If one were to look at a list of the top quarterback recruits in 2005, names like Chad Henne, Brian Brohm, Graham Harrell, Cullen Harper, and Erik Ainge stand out. Not to mention Pat White, Curtis Painter, and others who were in the same class.
But one player that didn't show up on a list of the top incoming freshman passers that season was Daryll Clark. The versatile Penn State quarterback was nothing more than a three-star recruit out of Youngstown, Ohio who didn't even appear in most scouting services' top 40 quarterbacks lists.
But Clark has positioned himself to have perhaps the greatest season of any PSU quarterback since Kerry Collins in 1994.
The 6'2", 231-pound junior has clearly been the team's best player through its first five games.
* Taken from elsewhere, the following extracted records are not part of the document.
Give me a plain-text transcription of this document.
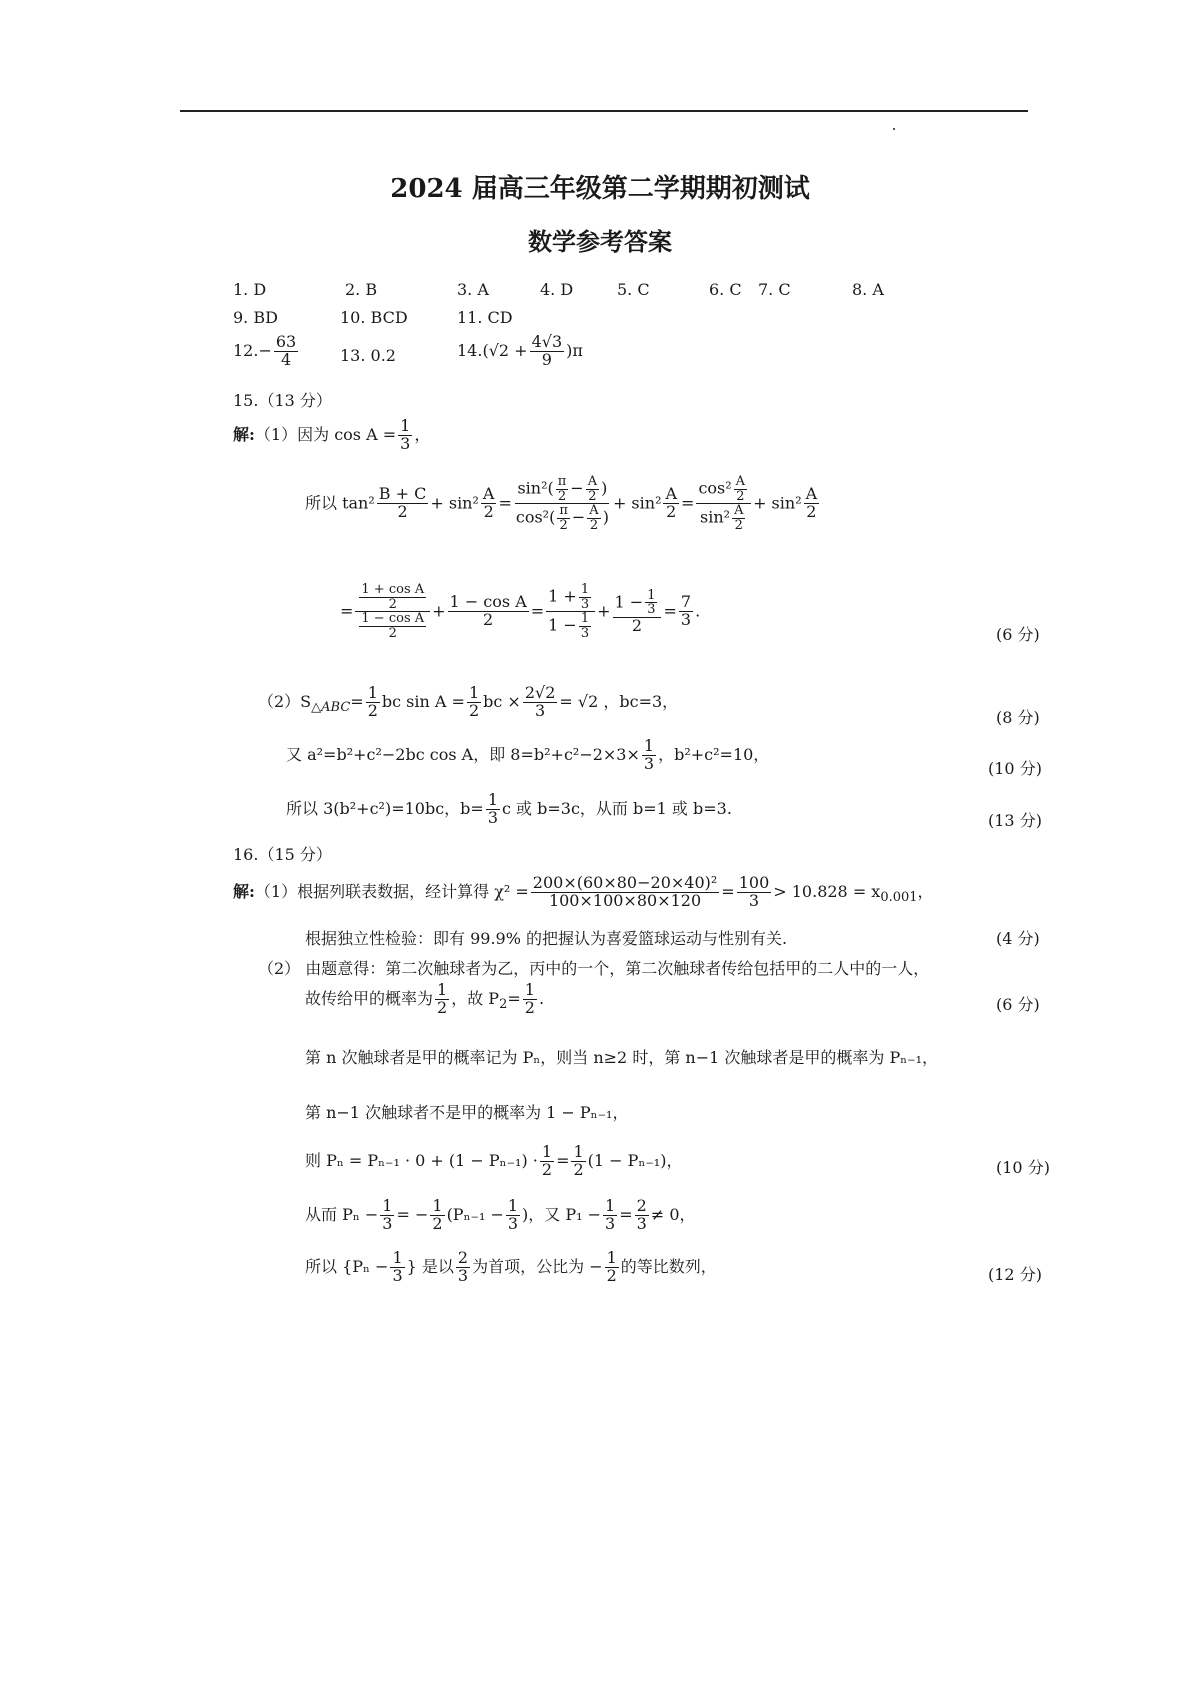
2024 届高三年级第二学期期初测试
数学参考答案
1. D	2. B	3. A	4. D	5. C	6. C 7. C	8. A
9. BD	10. BCD	11. CD
$12.- \frac{63}{4}$	13. 0.2	$14.(√2 + \frac{4√3}{9} )\pi$
15.（13 分）
解:（1）因为 $\cos A = \frac{1}{3}$ ，
所以 $\tan^2 \frac{B + C}{2} + \sin^2 \frac{A}{2} = \frac{\sin^2( \frac{\pi}{2} - \frac{A}{2} )}{\cos^2( \frac{\pi}{2} - \frac{A}{2} )} + \sin^2 \frac{A}{2} = \frac{\cos^2 \frac{A}{2}}{\sin^2 \frac{A}{2}} + \sin^2 \frac{A}{2}$
= $\frac{\frac{\text{1 + cos A}}{2}}{\frac{\text{1 − cos A}}{2}} + \frac{\text{1 − cos A}}{2} = \frac{1 + \frac{1}{3}}{1 - \frac{1}{3}} + \frac{1 - \frac{1}{3}}{2} = \frac{7}{3}$ .
(6 分)
$(2)S_{\triangle ABC}= \frac{1}{2}$ bc $\sin A = \frac{1}{2}$ bc × $\frac{2√2}{3} = √2$ ，bc=3，
(8 分)
又 a²=b²+c²−2bc cos A，即 $8=b^2+c^2-2\times 3\times \frac{1}{3}$ ，b²+c²=10，
(10 分)
所以 3(b²+c²)=10bc，$b= \frac{1}{3}$ c 或 b=3c，从而 b=1 或 b=3.
(13 分)
16.（15 分）
解:（1）根据列联表数据，经计算得 $\chi^2 = \frac{\text{200×(60×80−20×40)²}}{100\times 100\times 80\times 120} = \frac{100}{3} > 10.828 = x_{0.001}$，
根据独立性检验：即有 99.9% 的把握认为喜爱篮球运动与性别有关.	(4 分)
（2） 由题意得：第二次触球者为乙，丙中的一个，第二次触球者传给包括甲的二人中的一人，
故传给甲的概率为 $\frac{1}{2}$ ，故 $P_2= \frac{1}{2}$ .	(6 分)
第 n 次触球者是甲的概率记为 Pₙ，则当 n≥2 时，第 n−1 次触球者是甲的概率为 Pₙ₋₁，
第 n−1 次触球者不是甲的概率为 1 − Pₙ₋₁，
则 $P_n = P_{n-1} \cdot 0 + (1 - P_{n-1}) \cdot \frac{1}{2} = \frac{1}{2} (1 - P_{n-1})$，	(10 分)
从而 $P_n - \frac{1}{3}$ = − $\frac{1}{2} (P_{n-1} - \frac{1}{3}$ )，又 $P_1 - \frac{1}{3} = \frac{2}{3} \ne 0$，
所以 {$P_n - \frac{1}{3}$ } 是以 $\frac{2}{3}$ 为首项，公比为 − $\frac{1}{2}$ 的等比数列，	(12 分)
Clark's running ability, combined with his surprisingly accurate arm, is leaving little doubt as to who this year's leader of the Nittany Lions will be.
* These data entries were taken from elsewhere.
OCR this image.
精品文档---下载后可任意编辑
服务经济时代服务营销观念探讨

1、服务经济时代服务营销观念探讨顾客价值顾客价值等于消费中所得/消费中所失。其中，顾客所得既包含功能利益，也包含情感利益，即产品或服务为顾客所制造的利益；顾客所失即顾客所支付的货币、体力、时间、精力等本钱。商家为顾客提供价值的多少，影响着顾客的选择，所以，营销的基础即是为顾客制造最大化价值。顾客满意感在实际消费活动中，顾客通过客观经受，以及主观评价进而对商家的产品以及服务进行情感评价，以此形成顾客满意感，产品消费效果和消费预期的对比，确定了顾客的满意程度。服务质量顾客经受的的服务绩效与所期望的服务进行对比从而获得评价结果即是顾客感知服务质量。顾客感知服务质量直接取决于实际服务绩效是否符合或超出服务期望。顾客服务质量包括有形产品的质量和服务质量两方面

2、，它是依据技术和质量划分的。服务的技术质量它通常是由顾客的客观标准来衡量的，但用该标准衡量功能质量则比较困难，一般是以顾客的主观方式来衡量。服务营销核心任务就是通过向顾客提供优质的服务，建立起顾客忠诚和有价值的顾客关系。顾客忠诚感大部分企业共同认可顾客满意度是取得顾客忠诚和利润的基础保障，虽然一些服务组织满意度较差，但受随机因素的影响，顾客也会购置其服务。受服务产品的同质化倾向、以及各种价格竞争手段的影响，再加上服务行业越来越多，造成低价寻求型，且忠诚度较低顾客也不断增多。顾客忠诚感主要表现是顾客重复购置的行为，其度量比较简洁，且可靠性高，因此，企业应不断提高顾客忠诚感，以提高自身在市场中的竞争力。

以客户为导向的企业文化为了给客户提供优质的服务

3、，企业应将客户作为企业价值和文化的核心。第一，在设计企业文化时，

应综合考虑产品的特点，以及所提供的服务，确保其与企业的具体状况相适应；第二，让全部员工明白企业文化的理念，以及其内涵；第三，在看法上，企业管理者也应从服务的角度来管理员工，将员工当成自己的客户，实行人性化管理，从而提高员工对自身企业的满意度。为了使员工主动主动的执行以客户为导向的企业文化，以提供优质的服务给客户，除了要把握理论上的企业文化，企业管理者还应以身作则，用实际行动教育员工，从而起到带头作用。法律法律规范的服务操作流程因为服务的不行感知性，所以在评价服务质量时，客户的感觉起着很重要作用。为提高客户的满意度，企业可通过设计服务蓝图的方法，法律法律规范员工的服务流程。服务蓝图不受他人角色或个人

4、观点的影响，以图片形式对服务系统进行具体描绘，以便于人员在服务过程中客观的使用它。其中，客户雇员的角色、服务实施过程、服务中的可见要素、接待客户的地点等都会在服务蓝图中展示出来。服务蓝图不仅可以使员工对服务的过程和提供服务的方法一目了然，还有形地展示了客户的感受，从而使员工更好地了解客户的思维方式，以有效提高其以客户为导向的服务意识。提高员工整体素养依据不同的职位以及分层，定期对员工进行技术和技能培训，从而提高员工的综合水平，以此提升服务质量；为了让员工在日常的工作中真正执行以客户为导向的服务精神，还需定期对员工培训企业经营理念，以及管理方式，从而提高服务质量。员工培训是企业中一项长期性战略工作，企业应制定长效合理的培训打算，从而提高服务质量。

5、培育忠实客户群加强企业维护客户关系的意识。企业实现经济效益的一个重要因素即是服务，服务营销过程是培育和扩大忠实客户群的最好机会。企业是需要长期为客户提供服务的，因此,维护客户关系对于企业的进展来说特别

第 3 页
Clark is poised to lead Penn State to a Big Ten title and possibly more. With the glaring inconsistencies and weaknesses of the Ohio State and Wisconsin offenses, it's not hard to imagine a scenario in which the Lions can run the table through conference play.
Many fans questioned the coaching staff's decision to start Clark over highly recruited sophomore Pat Devlin, but Clark has proven the coaching staff right with his early play.
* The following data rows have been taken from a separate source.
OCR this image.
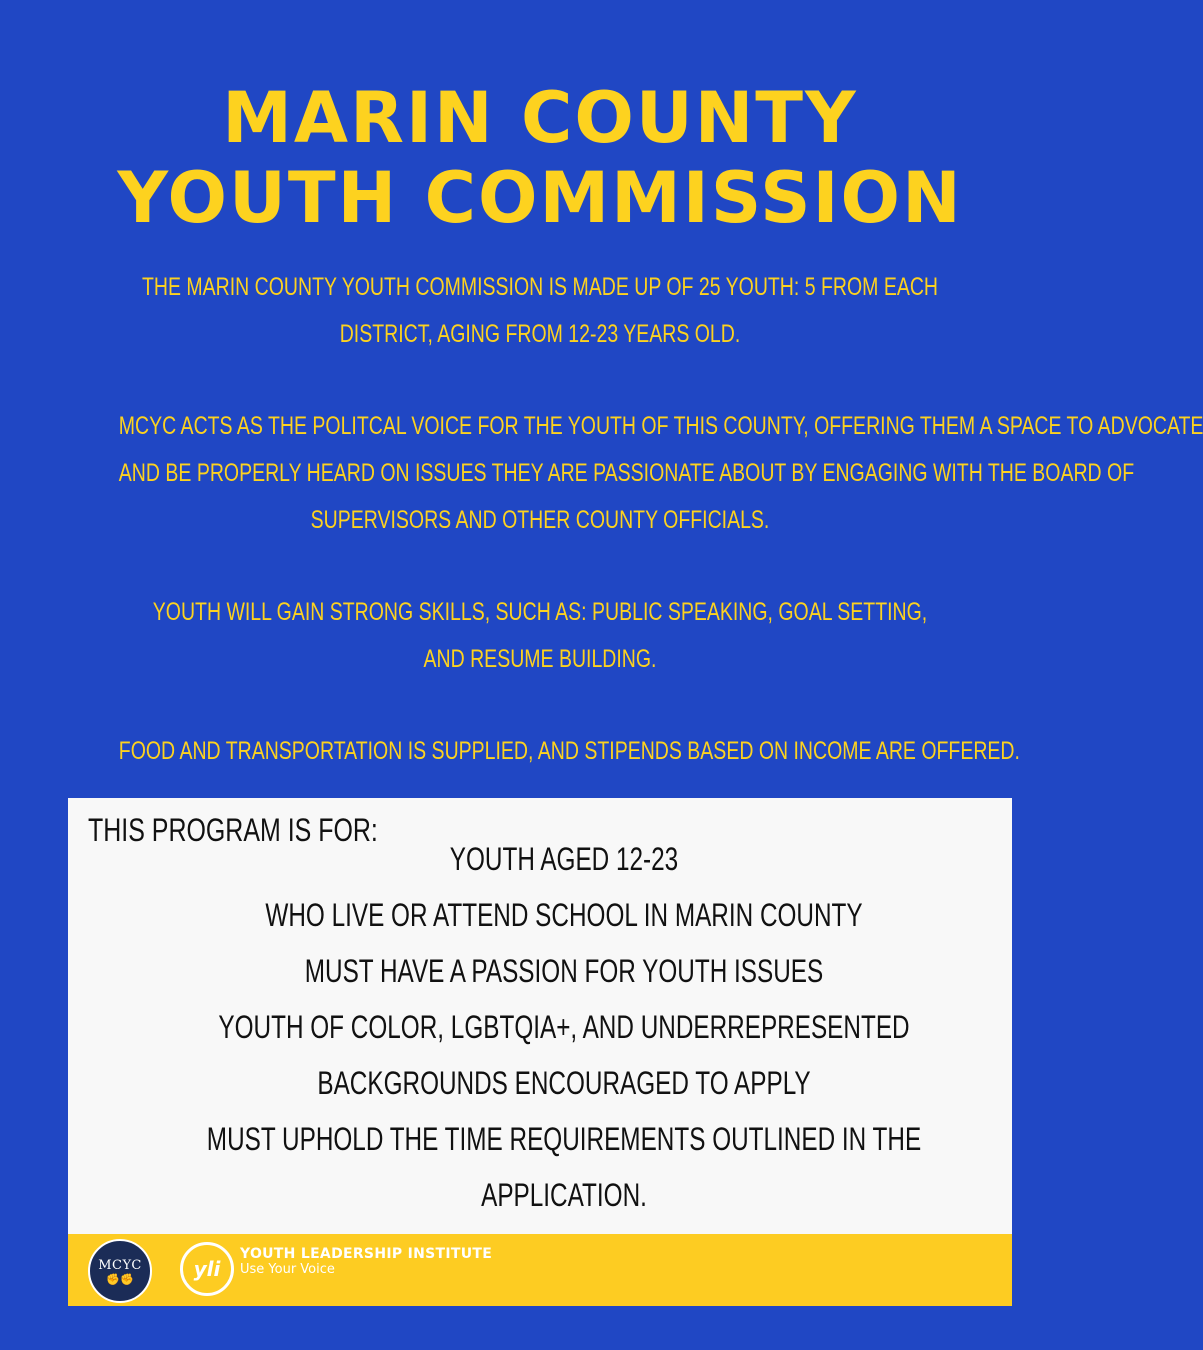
MARIN COUNTY
YOUTH COMMISSION

THE MARIN COUNTY YOUTH COMMISSION IS MADE UP OF 25 YOUTH: 5 FROM EACH
DISTRICT, AGING FROM 12-23 YEARS OLD.

MCYC ACTS AS THE POLITCAL VOICE FOR THE YOUTH OF THIS COUNTY, OFFERING THEM A SPACE TO ADVOCATE
AND BE PROPERLY HEARD ON ISSUES THEY ARE PASSIONATE ABOUT BY ENGAGING WITH THE BOARD OF
SUPERVISORS AND OTHER COUNTY OFFICIALS.

YOUTH WILL GAIN STRONG SKILLS, SUCH AS: PUBLIC SPEAKING, GOAL SETTING,
AND RESUME BUILDING.

FOOD AND TRANSPORTATION IS SUPPLIED, AND STIPENDS BASED ON INCOME ARE OFFERED.

THIS PROGRAM IS FOR:

YOUTH AGED 12-23
WHO LIVE OR ATTEND SCHOOL IN MARIN COUNTY
MUST HAVE A PASSION FOR YOUTH ISSUES
YOUTH OF COLOR, LGBTQIA+, AND UNDERREPRESENTED
BACKGROUNDS ENCOURAGED TO APPLY
MUST UPHOLD THE TIME REQUIREMENTS OUTLINED IN THE
APPLICATION.
MCYC
✊✊	yli
YOUTH LEADERSHIP INSTITUTE
Use Your Voice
Through his first five games this season, Clark has completed 63 percent of his passes for 896 yards and nine touchdowns while throwing just one interception. He's also made plays with his legs, running for 131 yards on 23 carries and scoring three times.
Clark leads the Big Ten and ranks 11th nationally with a 168.3 passer rating, leading a team that ranks fourth in the nation in points per game (48.9), and is ranked ninth in rushing yards per game (267.6).
The team has also showed tremendous balance on offense, averaging 247.6 pass yards per game.
With all of Clark's tremendous playmaking ability and athleticism in focus, one thing that often gets lost in the conversation is Clark's ability to distribute the football.
Through five games, 15 different players have caught a pass for the Nittany Lions. Anthony Morelli completed passes to 15 players all of last season, and 18 players during the entire 2006 campaign.
Make no mistake about it, Daryll Clark is not Michael Robinson. Robinson, as good as he was, was a runner who could pass a little. Clark is a passer who can run.
He has the chance to be even better than Robinson in 2005, an has the opportunity to do what Robinson didn't—win a national championship.
No knock on Robinson, the loss to Michigan in 2005 was in no way his fault, but Clark provides Penn State with the leadership and true passing skills needed to win it all.
In watching Saturday night's win over Illinois, the verdict could not have been more clear. Daryll Clark is unquestionably the leader of the Nittany Lions offense.